Altın Koza ilçelerde halkla buluştu

Adana Altın Koza Film Festivali; film gösterimleri, konserler, söyleşiler ile devam ederken bu yıl festival kapsamında sinema 11 ilçede halkla buluştu.

28. Uluslararası Adana Altın Koza Film Festivali etkinlikleri kapsamında ilçelerde film gösterimleri devam ediyor. Karaisalı Kent Meydanı’nda Çağan Irmak’ın Babam ve Oğlum filminin gösterimiyle ilçelerde başlayan etkinlikler, İmamoğlu’nda Atalay Taşdiken’in Kar Kırmızı, Ceyhan’da Kıvanç Sezer’in Babamın Kanatları ve Yumurtalık’ta da Mahmut Fazıl Coşkun’un Ölümlü Dünya filmi ile sürdü.
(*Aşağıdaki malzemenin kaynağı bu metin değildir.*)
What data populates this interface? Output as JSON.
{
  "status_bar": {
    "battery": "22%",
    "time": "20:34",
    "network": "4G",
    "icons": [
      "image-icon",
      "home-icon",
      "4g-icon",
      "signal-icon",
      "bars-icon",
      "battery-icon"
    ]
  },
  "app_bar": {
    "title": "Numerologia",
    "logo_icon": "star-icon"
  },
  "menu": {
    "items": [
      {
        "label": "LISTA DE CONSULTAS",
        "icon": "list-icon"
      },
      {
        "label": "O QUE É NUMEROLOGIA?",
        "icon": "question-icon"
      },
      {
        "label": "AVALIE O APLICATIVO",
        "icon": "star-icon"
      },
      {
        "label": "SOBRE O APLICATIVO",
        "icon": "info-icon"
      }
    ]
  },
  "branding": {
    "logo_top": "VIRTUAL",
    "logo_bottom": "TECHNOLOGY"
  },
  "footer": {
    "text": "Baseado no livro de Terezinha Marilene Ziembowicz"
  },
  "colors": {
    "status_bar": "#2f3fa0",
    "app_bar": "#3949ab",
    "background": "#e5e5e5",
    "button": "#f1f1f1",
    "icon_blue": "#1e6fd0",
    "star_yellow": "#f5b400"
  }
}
11 İLÇEDE SİNEMA GÖSTERİMİ

İlçelerdeki gezici sinema gösterimlerin bu yıl Uluslararası Adana Altın Koza Film Festivali’nin ilçelerde de halka ulaşmasını sağladı.

İlçelerde vatandaşların yoğun ilgi gösterdiği sinema gösterimleri Kozan’da Kızım Gibi Kokuyorsun, Karataş’ta Endişe, Tufanbeyli’de Üç Arkadaş, Saimbeyli’de Maide’nin Altın Günü, Feke’de Yılanların Öcü, Aladağ’da Selvi Boylum Al Yazmalım ve Pozantı’da Üç Arkadaş filmleri ile devam edecek. Gösterimler 22 Eylül’de son bulacak.

ETKİNLİKLER DÖRT BİR YANDA

Festival kapsamında kentin dört bir yanında uzun metrajlı film gösterimleri çeşitli sinemalarda, açık hava gondol film gösterimleri, yazlık sinema film gösterimleri değişik mekanlarda sürüyor.

Çukurova Üniversitesi İletişim Fakültesi Radyo-Televizyon Sinema Bölümü Belgesel Film Atölyesi’nin katkılarıyla Işıl Özgentürk’ün moderatörlüğünde başlayan Kısa Film Atölyesi her gün devam ediyor.

DOSTLARI ALTIN KOZA’DA HASAN SALTIK’I ANDI

Anadolu’nun Müzik Kültürleri Hazinesi “Hasan Saltık” söyleşisi ve Nebil Özgentürk’ün yönettiği Hasan Saltık belgeseli gösterimiyle başladı. Festival Kurulu Üyesi Menderes Samancılar’ın moderatörlüğü ile gerçekleşen söyleşiye, Hasan Saltık’ın dostları Suavi,  Nilüfer Akbal, Vedat Yıldırım, Mazlum Çimen ve Nebil Özgentürk katıldı.

Moderatör Menderes Samancılar, ‘’Hasan Saltık herkesin tanıması gereken, yüreğiyle eserleriyle eşsiz bir insandı. İyi ki hayatıma böyle bir arkadaş girmiş. Yüreğinden, duruşundan, hayata bakışından çok şey öğrendik. Sazımızla sözümüzle Hasan’ı anacağız. Onu çok seviyoruz ama onu acılı ve hüzünlü anmayacağız. Kalbindeki coşkudan bahsedeceğiz Hasan’ın. Her derdi olanın yanına koşan, her yolcunun çalacağı bir kapıydı.’’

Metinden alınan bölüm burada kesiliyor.